The patriarchal structure of society historically has been shaped by this psychological condition. There have no doubt been other practical factors, for example it makes sense that, when military conflict arose, men would generally be the fighters, because women, as the producers of children, are too precious to sacrifice, and also men tend to be bigger and stronger. But we can’t understand the way that female voices were excluded unless we acknowledge the fragility of the male ego as a result of the negative feedback loop between egoistical behaviour and the very insecurity driving that behaviour.

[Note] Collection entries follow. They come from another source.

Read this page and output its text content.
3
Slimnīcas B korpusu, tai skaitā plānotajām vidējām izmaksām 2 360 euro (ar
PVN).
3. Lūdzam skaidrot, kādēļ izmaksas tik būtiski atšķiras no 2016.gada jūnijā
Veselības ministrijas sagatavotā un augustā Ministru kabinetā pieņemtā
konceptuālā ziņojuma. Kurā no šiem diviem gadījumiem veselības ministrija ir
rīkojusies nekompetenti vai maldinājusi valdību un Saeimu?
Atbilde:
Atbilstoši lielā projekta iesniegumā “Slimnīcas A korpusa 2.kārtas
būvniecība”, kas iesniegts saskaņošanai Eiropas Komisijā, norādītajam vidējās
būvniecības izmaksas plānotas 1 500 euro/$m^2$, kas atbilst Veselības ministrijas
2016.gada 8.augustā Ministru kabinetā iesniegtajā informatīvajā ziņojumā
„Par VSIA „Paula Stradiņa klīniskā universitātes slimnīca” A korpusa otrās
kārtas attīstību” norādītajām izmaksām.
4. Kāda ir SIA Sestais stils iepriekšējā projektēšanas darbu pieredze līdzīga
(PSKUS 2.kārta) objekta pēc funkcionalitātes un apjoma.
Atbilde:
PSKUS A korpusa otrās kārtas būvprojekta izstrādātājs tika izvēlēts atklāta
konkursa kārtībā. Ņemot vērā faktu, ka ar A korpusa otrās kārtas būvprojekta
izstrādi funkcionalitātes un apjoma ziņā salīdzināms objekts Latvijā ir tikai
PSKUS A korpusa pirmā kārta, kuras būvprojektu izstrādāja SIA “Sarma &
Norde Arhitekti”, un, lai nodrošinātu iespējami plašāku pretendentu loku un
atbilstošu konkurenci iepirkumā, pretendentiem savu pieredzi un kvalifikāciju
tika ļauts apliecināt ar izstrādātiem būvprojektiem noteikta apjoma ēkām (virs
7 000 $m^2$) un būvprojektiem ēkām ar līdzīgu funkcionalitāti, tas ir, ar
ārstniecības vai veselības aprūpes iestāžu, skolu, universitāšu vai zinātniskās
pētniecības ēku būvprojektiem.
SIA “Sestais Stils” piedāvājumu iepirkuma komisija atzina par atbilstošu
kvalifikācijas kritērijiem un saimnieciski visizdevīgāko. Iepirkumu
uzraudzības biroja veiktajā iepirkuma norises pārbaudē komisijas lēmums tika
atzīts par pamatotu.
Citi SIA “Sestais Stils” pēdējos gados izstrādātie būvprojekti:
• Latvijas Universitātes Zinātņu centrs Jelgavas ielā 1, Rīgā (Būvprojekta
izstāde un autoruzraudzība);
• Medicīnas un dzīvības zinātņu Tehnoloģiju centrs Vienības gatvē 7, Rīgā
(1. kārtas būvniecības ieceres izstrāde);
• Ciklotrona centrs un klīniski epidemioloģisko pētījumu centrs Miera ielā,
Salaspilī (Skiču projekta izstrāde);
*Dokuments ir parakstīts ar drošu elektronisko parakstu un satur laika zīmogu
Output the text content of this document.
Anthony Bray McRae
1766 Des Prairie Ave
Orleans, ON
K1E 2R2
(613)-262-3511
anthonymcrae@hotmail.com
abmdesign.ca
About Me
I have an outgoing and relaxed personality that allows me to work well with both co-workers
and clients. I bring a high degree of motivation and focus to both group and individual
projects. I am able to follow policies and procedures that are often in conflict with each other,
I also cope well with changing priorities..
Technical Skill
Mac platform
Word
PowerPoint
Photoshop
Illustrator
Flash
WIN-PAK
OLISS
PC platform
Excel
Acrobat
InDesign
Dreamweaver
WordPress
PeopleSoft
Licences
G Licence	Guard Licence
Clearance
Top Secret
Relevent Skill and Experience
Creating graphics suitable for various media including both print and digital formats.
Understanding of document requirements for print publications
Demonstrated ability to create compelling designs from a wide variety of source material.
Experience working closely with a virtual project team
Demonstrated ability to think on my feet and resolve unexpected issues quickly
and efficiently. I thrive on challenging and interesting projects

Understanding the human neurosis brings a sympathetic understanding to our assessment of our history and to our response to current circumstances.
Our history, horrendous as it has often been, could not have been other than it was. We made the best of a bad lot. It was in the best interests of all that society hang together in a way which allowed us to make progress in our understanding of ourselves.
So where are we now. We still suffer from our neurosis. The fact that women can fill more positions which were once filled by men also means that, if filling those roles makes the individual more prone to the human neurosis, our society probably has an even less healthy base.
The other side of this neurosis is that those who have been controlled, excluded or abused by the most armoured of individuals, are liable, understandably, to build up feelings of retaliatory hostility. And, sometimes, the power of these feelings can obscure the distinctions between the individual responsible and the group to which they belong. So it is not surprising that some will cling to the perception that our society is an oppressive patriarchy, seeing in the complex pattern only that which reflects the shape of their own trauma.
The solution is to open up understanding of this psychological substructure of our society and promote paths to healing for all. Political change on its own can’t assure us a healthy free and productive society. To the degree that we manifest psychological security as individuals, so will our society be characterised by freedom, respect and appreciation for all its members.